Once a server becomes the leader, it’s mission is simply replicate it’s log to every other follower. The replication means make the log of a follower exactly the same as the leader. For each pair of leader and follower, the leader first identify the highest index where they reach an agreement. Starting from there, the leader overwrite its log to the follower. The leader handles all requests from clients. Once it receives a new request, it first put the request into its own log. Then, it replicate the request to all followers. If equal or more than majority followers (including the leader itself) answer the replication request with success, the leader apply the request into its state machine (this is called commit). The leader put the new log index into its heartbeats, so followers know if the request has been committed, after which each follower commit the request too.

More formal introduction of the core Raft could be found in Fig. 3.1 in the thesis paper. There are also a few extensions to make the algorithm practical to be used in production systems, such as the group management. I also found Fig. 10.1 a very good reference of architecture.

There are quite a lot of implementations of Raft, which could be found here. I also find a project named Copycat, with code here and document here. Copycat is a full featured implementation of Raft in java. Building your own application based on Copycat shouldn’t be too difficult. They provide an example of implementing a KV store based on Copycat in their source code here, which is used as the “Get Started“ tutorial. Another very important reason, why I think Copycat a good reference, is that it emphases the abstraction of state machine, client, server, and operations. Therefore, going through it’s document enhanced my understanding of Raft.

If you don’t want to build your own Raft, may be Copycat is worthwhile a try, though I haven’t any real experience beyond a toy project.

The annotated thesis could be found here.

A go-through case for understanding

A typical request handling process is as follows:

The client sends a request to the cluster;
The leader handles the request by putting it to a WAL;
The leader sends the request to all followers;
Each follower puts the received request to its WAL, and responds to the leader;
Once the leader has heard a majority number of responses from its followers, the leader commit the request by applying the WAL to its state machine;
The leader inform the client that the request has been handled properly, and then, put the index of the request into its heartbeat to let all followers know the status of each request;
Once the follower knows that the request has been committed by the leader, the follower commit the request too by applying it to its own state machine.

There are a few key points to understand in the process above:

1.Does the client always know if its request has been handled properly?

No. If the leader commits the request and then crashes, the client will not know if the request has been actually successfully handled. In some cases, the client will resend the request which may lead to duplicated data. It leaves for the client to avoid such kind of duplication.

2.How about the leader crashes before inform its followers that the request has been committed?

If the leader crashes, a follower will be elected to be the next leader. The follower must have the latest state according to the mechanism of Raft. Therefore, the next leader definitely has the WAL for the request, and the request has definitely been replicated across a majority number of hosts. Therefore, it is safe to replicate its state to all followers.

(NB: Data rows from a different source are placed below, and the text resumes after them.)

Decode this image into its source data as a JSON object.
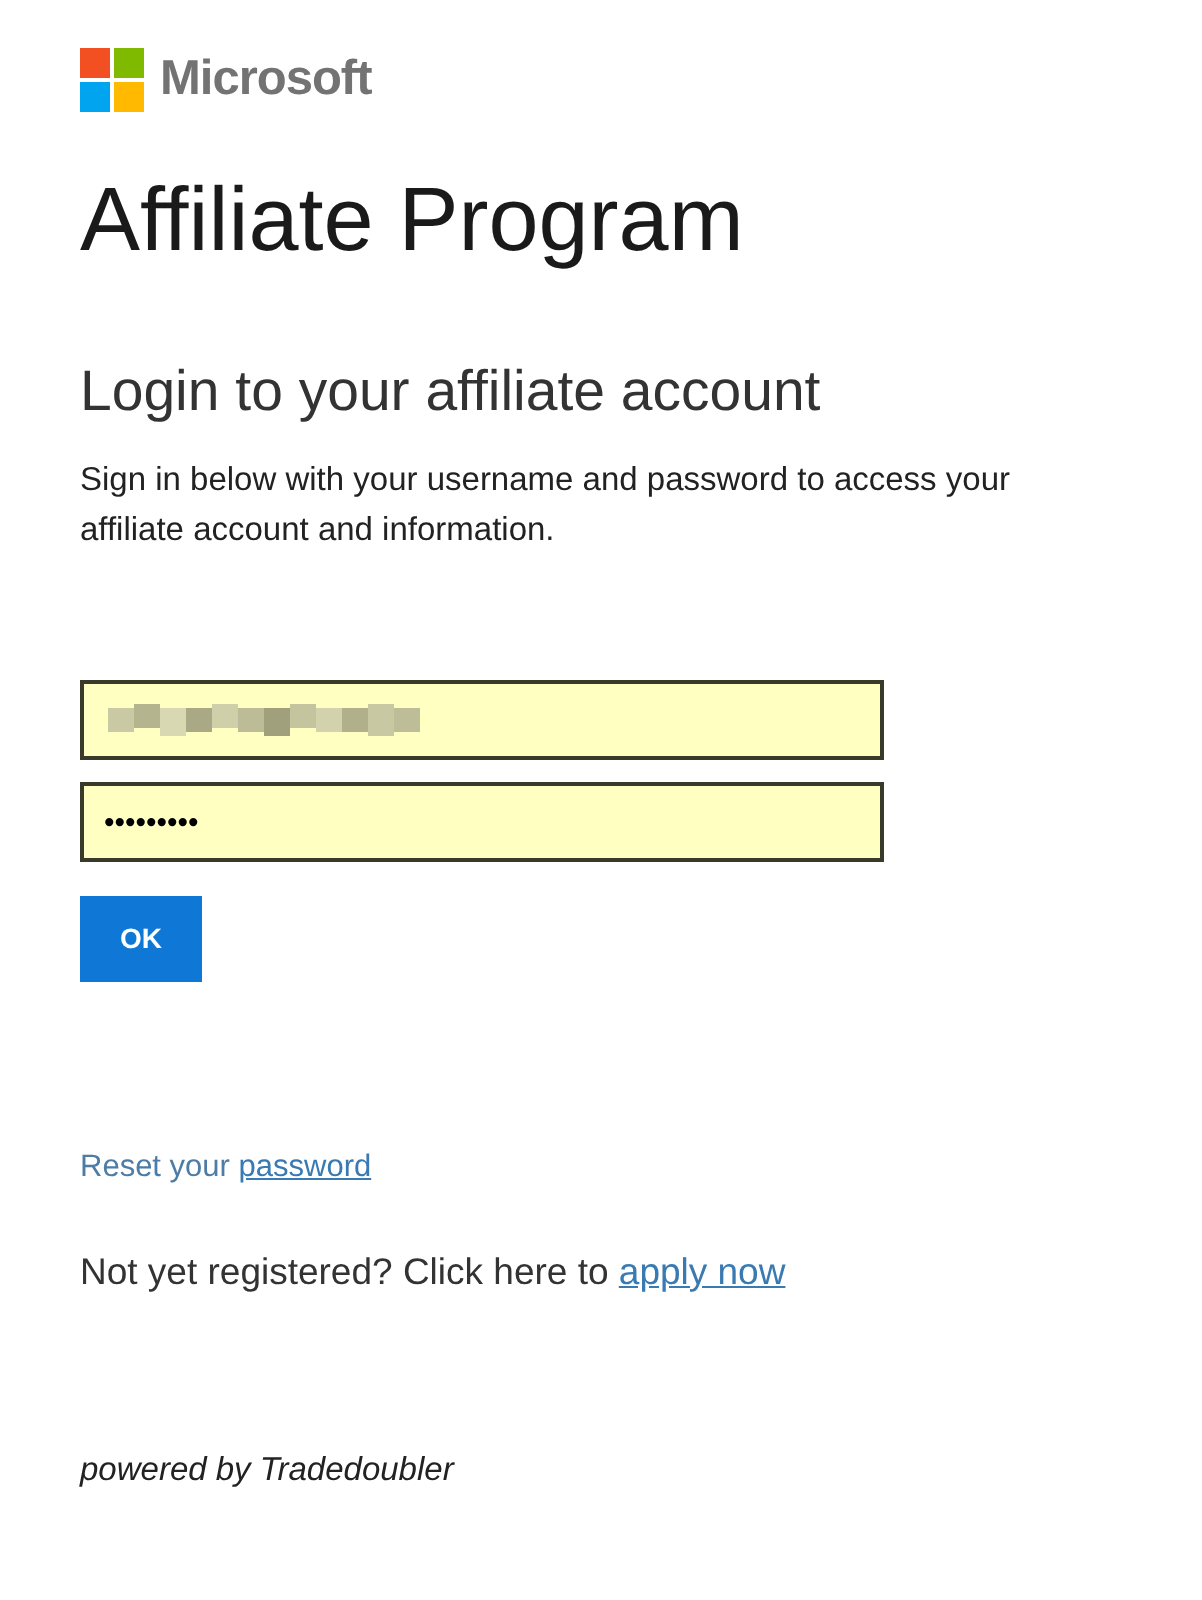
{
  "logo": {
    "brand": "Microsoft"
  },
  "title": "Affiliate Program",
  "form": {
    "heading": "Login to your affiliate account",
    "intro": "Sign in below with your username and password to access your affiliate account and information.",
    "username": {
      "redacted": true
    },
    "password": {
      "value": "•••••••••"
    },
    "submit": "OK"
  },
  "links": [
    {
      "kind": "help",
      "text": "Reset your ",
      "link": "password"
    },
    {
      "kind": "prompt",
      "text": "Not yet registered? Click here to ",
      "link": "apply now"
    }
  ],
  "footer": "powered by Tradedoubler"
}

3.Key feature of a consensus algorithm (or strong consistency)?

Under normal situations, if there’s a state change, the key step changing the state should be always handled by a certain node. The state changing should be replicated to a majority number of followers before informing the requester a success. Each read request goes to that certain node as well. Once there’s node failures or networking partitions, the service stop working until returning to the normal situation again.